Thermodynamic properties of moisture sorption in pullulan-sodium alginate based edible films

- Hydrophilic group -COO−Na+ was more easily exposure than the hydrophilic group -OH at high aw.
- Microstructures of all films were stable and did not suffer from any changes during moisture sorption within the tested temperature range.
- Moisture sorption process in pure pullulan films was non-spontaneous, whereas that process occurred spontaneous in alginate and blend films.
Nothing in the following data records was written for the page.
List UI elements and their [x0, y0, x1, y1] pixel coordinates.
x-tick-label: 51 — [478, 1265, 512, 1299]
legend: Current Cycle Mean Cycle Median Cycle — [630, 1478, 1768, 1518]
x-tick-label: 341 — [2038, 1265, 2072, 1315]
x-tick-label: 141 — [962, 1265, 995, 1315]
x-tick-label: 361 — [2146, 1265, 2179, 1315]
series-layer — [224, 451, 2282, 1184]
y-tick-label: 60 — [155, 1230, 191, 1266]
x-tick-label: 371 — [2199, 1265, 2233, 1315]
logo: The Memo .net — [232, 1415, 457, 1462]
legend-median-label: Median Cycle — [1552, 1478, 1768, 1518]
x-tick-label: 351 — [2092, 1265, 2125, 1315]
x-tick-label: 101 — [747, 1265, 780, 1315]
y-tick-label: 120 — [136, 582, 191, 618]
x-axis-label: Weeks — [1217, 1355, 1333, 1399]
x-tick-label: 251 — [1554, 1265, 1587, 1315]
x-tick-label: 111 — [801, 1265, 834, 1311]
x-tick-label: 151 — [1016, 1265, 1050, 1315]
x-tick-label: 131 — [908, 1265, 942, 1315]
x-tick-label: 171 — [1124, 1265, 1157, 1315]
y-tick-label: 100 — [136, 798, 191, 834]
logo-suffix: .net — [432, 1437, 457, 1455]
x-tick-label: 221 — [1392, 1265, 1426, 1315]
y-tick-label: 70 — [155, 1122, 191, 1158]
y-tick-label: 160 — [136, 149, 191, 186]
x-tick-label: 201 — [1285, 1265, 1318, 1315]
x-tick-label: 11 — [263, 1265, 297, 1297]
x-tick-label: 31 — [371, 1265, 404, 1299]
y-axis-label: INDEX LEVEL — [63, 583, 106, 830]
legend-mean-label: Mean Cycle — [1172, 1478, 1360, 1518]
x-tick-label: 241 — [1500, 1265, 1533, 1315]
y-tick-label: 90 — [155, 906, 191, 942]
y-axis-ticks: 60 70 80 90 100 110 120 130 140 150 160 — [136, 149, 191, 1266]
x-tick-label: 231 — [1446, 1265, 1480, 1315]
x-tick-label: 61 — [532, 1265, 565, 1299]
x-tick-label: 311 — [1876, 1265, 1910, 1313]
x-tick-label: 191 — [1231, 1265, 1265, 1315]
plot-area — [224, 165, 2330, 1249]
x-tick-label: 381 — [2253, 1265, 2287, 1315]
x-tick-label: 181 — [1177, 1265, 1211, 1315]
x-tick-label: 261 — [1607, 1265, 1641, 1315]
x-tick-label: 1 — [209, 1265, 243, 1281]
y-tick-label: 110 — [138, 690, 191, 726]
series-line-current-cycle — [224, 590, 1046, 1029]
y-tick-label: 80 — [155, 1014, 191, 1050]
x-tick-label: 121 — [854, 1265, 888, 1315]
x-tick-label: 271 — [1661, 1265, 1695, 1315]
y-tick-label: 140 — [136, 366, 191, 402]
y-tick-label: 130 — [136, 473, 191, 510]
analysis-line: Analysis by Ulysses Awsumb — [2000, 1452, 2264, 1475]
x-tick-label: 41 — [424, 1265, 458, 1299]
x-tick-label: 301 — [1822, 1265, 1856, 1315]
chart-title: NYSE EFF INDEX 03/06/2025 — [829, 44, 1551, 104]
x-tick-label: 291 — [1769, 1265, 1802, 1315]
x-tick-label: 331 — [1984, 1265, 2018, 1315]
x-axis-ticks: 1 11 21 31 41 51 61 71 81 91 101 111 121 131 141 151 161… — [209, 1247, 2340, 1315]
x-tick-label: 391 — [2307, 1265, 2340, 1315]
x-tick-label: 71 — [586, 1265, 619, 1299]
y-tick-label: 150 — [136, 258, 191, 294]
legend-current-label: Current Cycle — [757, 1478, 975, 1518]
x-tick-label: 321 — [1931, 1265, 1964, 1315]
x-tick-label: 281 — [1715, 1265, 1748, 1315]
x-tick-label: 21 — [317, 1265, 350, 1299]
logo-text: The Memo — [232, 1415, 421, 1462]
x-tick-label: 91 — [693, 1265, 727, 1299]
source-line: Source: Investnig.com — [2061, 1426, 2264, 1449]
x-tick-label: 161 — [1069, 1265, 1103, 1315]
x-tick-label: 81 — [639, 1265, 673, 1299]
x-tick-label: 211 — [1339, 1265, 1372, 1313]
Moisture sorption isotherms of pure pullulan, alginate and blend films were determined using the gravimetric method at 25, 35 and 45 °C. The five-parameter Guggenheim-Anderson-de Boer (GAB) model was used to fit the isotherm data from the experiments by nonlinear regression. Additionally, the experimental data were used to determine the thermodynamic parameters for pullulan-alginate based films. Net isosteric heat values for the films decreased exponentially with increasing moisture content, and approached to zero after around 0.25 g/H2O g dry basis. Pure pullulan films exhibited lowest differential entropy values at a high moisture content range, whereas pure alginate films showed the lowest differential entropy values with increasing moisture content from 0.05 to 0.17 g/H2O g dry basis. Net integral entropy values for pullulan, alginate and blend films were observed to decrease to each minimum value, and then increase with moisture content increases. Moreover, according to the enthalpy-entropy compensation theory, the sorption mechanism for all tested films was enthalpy-controlled. The thermodynamic information obtained from this study is essential for designing equipment and standardized drying process for pullulan-sodium alginate based edible films.